LTIFR – Lost Time Injury Frequency Rate.

Review of operations

Downer EDI Works

Works

  • Delivered revenue of $1.0 billion and EBIT of $46.7 million, an increase of 1 per cent.
  • The Works business performed well in tighter markets, benefiting from ongoing government spend.
  • Work-in-hand of $5.3 billion demonstrates solid forward demand for Works’ services.
  • Infrastructure markets remain sound in Australia and Asia, but softer in New Zealand.
Downer EDI Engineering

Engineering

  • Delivered revenue of $869.8 million and EBIT of $57.5 million, a decrease of 11 per cent.
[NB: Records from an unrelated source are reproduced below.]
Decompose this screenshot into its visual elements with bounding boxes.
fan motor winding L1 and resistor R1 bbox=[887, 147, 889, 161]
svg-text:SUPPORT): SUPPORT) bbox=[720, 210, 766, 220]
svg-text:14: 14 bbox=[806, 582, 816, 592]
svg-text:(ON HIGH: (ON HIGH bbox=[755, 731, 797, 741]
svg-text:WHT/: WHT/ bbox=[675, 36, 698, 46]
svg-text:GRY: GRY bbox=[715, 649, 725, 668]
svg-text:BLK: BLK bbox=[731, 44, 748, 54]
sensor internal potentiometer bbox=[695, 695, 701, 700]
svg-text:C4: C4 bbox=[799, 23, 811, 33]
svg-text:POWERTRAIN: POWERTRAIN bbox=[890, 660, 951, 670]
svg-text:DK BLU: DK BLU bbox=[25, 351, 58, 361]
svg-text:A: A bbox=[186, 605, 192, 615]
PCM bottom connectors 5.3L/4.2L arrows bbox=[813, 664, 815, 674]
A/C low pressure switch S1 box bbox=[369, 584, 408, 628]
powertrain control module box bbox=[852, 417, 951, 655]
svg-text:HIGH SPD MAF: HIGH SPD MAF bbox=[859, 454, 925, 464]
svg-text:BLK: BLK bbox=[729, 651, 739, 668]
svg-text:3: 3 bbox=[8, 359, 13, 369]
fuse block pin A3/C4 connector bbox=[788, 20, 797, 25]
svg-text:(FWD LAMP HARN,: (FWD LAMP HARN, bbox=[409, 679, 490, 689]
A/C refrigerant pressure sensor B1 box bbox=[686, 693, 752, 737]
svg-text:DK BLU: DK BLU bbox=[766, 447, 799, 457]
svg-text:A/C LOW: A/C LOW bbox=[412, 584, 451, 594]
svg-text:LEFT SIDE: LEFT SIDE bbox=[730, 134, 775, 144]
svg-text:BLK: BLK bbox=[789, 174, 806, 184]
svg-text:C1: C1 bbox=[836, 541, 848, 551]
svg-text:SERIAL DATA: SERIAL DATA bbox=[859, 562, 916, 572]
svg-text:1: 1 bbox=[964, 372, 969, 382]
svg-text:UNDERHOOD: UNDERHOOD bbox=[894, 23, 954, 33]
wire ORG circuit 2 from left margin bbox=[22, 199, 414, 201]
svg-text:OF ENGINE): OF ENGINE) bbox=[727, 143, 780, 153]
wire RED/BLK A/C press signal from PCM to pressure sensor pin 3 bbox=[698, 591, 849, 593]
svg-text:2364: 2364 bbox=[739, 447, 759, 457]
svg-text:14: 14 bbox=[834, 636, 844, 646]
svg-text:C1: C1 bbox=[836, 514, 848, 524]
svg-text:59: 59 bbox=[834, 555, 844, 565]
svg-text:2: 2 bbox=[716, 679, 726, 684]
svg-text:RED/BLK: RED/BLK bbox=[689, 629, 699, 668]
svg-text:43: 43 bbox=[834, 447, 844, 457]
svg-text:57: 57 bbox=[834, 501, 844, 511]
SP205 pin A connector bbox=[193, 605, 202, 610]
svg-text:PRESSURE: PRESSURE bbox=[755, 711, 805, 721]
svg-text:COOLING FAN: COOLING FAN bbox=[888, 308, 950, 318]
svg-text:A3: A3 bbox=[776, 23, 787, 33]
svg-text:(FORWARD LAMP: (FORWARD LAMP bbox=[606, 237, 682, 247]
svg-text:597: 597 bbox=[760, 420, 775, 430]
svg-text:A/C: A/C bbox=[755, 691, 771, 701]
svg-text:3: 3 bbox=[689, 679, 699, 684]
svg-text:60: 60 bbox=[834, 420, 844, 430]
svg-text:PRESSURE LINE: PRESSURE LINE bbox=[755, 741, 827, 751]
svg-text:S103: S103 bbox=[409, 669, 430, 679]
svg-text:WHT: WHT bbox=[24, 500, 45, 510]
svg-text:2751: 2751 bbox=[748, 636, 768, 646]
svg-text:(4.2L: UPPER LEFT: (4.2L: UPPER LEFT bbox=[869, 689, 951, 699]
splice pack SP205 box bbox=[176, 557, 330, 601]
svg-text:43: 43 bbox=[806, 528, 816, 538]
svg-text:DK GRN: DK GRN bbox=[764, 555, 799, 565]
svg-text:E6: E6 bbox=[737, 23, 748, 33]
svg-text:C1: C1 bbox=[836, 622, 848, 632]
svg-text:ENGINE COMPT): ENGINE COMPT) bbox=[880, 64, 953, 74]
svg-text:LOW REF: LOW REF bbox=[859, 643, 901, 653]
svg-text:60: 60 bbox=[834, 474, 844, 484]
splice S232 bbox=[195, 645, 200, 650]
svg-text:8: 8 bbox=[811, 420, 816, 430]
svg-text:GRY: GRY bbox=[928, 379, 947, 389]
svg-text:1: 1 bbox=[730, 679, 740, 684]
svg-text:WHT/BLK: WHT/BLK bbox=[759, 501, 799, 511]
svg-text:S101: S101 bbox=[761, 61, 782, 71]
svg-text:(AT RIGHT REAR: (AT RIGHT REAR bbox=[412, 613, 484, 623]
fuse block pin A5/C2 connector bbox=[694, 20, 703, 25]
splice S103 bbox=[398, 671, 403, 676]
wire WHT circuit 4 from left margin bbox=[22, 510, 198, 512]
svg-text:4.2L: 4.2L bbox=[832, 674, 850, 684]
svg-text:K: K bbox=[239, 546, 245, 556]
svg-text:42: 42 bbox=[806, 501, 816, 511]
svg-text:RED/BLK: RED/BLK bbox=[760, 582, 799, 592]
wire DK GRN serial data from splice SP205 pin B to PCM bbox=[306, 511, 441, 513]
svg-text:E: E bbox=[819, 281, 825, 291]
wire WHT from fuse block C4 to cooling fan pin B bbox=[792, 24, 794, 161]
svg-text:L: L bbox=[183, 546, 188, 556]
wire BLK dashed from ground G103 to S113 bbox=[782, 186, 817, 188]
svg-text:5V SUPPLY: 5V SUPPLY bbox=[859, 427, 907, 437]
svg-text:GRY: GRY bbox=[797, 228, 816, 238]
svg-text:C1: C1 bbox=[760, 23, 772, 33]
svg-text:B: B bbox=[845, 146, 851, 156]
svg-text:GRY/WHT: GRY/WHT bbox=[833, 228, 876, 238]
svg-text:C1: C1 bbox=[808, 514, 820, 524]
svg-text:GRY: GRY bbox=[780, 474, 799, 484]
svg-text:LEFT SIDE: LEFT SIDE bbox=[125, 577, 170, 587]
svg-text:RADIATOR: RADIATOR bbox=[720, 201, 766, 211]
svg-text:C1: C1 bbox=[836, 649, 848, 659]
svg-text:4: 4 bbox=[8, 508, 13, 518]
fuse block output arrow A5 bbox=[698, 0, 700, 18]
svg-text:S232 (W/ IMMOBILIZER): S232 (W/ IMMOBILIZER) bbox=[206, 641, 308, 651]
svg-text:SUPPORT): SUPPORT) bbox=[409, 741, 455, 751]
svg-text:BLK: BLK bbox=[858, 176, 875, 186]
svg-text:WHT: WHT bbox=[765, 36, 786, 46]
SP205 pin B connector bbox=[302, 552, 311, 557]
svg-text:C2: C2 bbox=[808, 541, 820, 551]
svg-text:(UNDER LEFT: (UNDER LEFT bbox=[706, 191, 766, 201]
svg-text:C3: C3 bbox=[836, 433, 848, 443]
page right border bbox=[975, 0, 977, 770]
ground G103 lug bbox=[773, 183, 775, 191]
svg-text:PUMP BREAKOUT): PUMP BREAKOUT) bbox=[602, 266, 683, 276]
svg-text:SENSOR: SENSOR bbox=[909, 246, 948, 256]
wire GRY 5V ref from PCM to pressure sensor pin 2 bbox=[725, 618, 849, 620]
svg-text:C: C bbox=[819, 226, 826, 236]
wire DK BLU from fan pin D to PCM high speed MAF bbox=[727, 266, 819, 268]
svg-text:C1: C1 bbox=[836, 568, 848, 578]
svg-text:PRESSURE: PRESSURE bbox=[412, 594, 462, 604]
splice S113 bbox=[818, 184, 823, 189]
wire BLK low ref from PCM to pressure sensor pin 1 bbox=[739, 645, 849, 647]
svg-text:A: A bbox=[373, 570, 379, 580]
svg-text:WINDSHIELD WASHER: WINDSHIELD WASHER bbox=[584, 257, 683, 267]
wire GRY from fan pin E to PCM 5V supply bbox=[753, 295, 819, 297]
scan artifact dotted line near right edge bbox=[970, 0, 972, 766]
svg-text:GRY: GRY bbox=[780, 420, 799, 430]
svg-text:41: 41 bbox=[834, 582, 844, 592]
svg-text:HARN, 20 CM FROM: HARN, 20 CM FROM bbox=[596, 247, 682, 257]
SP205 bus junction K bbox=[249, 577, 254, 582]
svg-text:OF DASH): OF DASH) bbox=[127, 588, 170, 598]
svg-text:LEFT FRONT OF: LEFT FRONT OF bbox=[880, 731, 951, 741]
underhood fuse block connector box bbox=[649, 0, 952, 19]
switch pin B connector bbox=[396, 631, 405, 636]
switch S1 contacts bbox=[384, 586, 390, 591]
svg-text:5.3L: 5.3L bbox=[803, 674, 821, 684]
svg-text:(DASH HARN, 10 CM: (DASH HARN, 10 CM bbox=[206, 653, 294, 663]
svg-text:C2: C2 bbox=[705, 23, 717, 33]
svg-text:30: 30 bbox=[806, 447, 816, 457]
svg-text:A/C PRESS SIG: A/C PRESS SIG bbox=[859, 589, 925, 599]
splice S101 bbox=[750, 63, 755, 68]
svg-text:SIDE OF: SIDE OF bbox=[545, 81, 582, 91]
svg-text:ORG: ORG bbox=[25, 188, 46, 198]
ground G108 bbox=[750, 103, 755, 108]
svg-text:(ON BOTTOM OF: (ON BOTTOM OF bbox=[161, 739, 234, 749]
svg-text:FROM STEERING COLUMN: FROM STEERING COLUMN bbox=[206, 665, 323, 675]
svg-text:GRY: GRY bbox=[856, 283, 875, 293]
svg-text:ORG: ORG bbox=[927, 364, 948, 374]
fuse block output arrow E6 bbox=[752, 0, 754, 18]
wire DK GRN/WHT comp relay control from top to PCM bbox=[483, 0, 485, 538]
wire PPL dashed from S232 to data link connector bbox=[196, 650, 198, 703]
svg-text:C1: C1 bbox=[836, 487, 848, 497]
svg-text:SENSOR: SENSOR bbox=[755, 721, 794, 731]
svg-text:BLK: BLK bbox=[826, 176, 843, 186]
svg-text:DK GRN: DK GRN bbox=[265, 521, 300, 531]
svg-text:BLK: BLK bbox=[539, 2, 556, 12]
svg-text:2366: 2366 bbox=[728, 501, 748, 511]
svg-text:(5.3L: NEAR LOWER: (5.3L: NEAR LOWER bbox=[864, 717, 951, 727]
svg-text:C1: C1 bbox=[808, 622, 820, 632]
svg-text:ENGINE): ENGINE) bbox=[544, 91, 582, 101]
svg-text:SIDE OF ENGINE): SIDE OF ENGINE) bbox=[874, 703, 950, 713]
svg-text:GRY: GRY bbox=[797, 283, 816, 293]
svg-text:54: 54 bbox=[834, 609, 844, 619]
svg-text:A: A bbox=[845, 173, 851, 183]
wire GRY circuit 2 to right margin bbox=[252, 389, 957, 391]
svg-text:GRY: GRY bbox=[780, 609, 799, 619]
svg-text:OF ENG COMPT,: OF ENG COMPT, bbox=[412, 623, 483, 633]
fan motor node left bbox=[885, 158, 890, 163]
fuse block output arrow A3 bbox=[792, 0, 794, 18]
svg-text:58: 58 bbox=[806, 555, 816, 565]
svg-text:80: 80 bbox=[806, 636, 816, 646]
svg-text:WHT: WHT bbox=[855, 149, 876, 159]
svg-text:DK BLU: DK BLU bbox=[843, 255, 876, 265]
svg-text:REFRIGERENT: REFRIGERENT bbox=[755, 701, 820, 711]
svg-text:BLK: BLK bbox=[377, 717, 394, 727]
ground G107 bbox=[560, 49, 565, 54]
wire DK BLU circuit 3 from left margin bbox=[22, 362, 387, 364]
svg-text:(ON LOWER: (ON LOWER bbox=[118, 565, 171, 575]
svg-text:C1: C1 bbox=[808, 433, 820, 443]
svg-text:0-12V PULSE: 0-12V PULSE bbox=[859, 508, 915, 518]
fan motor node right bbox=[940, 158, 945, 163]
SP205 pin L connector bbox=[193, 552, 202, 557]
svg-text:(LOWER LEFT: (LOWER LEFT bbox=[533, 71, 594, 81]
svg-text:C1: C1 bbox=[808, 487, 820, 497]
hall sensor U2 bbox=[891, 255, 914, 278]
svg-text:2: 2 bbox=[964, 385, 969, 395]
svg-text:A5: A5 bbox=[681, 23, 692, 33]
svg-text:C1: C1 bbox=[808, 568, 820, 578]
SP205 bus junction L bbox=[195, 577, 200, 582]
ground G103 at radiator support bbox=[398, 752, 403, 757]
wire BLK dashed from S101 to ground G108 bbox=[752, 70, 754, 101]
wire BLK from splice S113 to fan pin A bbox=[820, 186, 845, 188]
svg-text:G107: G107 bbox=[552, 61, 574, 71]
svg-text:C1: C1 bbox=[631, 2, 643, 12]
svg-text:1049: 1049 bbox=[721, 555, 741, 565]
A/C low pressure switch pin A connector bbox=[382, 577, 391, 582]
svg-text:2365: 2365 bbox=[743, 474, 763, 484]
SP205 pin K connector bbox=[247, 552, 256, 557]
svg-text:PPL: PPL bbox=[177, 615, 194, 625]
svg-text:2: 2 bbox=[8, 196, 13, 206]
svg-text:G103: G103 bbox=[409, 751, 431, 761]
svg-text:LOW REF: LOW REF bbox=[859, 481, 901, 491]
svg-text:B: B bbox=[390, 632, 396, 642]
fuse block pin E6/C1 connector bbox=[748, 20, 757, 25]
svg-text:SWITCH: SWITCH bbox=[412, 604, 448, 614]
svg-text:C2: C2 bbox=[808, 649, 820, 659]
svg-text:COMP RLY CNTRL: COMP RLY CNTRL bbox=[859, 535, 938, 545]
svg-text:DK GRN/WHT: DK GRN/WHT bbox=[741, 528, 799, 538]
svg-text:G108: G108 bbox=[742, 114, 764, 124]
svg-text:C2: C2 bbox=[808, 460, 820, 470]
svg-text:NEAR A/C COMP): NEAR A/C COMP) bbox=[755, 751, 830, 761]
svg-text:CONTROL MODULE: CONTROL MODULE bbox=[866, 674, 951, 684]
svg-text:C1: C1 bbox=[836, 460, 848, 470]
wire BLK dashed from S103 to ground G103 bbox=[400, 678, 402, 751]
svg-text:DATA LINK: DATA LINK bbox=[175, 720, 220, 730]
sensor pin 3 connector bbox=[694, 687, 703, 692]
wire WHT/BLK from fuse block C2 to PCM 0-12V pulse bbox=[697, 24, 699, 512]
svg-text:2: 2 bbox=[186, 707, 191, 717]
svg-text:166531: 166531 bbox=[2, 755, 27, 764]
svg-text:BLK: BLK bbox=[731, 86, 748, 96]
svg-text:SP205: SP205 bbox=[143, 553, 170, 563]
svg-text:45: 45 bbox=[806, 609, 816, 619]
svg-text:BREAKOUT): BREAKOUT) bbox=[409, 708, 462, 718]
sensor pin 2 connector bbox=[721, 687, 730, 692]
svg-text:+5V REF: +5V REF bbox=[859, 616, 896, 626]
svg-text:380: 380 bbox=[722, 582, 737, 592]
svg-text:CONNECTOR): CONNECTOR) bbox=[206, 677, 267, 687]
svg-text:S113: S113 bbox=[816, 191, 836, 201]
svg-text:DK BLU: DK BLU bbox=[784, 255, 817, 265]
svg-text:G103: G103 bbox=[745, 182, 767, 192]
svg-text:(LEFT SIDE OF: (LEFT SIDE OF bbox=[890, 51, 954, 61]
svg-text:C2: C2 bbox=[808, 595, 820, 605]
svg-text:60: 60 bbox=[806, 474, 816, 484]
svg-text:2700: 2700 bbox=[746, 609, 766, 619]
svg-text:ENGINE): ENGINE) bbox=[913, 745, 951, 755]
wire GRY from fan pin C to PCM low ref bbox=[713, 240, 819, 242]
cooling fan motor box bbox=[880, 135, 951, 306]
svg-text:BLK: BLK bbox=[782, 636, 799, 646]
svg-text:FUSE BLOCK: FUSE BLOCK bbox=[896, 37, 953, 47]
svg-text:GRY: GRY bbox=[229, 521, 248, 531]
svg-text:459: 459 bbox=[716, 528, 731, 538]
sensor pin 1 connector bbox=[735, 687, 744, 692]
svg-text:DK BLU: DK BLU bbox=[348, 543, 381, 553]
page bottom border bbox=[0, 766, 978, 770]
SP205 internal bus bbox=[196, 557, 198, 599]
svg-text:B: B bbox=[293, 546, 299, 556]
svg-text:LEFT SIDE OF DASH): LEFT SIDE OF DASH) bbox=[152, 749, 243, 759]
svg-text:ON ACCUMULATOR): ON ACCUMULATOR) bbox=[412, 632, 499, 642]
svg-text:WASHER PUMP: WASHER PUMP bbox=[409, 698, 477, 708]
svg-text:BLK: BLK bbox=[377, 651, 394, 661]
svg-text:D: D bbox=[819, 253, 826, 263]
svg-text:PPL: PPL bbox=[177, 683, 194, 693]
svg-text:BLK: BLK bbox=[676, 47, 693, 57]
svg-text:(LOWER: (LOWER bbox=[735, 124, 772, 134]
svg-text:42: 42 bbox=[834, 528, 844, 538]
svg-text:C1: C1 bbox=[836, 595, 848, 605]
The performance reflects the decision not to pursue lower margin work at the bottom of the business cycle and a softening in the New Zealand consulting market.
  • EBIT margin improved to 6.6 per cent, up from 6.3 per cent, reflecting further cost efficiency gains during the period.
  • Engineering secured a number of contracts during the half with major clients, including TransGrid, Woodside Petroleum and BHP Billiton.
  • Work-in-hand of $2.9 billion is complemented by a pipeline of over $15 billion of future opportunities.
Downer EDI Mining

Mining

  • Delivered revenue of $483.5 million and EBIT of $37.0 million, an increase of 73 per cent.
  • The Mining business benefited from an improved operational performance, cost efficiencies and contribution from joint ventures.
  • Work-in-hand of $2.5 billion includes significant wins and renewals during the half with clients including BHP Billiton Iron Ore, Ensham Resources, Solid Energy (NZ) and Fortescue Metals Group.
  • The pipeline of opportunities for Mining continues to exceed $5 billion.
Downer EDI Rail

Rail

  • Delivered revenue of $458.0 million and EBIT of $29.1 million, an increase of 3 per cent.
  • The Rail business strengthened key relationships with major clients including BHP Billiton, Queensland Rail and Pacific National, securing additional orders for locomotives during the half.
  • Work-in-hand of $5.7 billion is further supported by opportunities in the build and maintenance markets for locomotives and passenger trains.
  • The NSW Waratah prototype four-car set is undergoing final static testing, and the first eight-car set is being fitted out, at Rail’s Cardiff facility. Practical Completion of the first train is targeted for late calendar 2010.
  • The recently awarded KDR joint venture is successfully delivering tram services in Melbourne, adding to our Rail Solutions capabilities.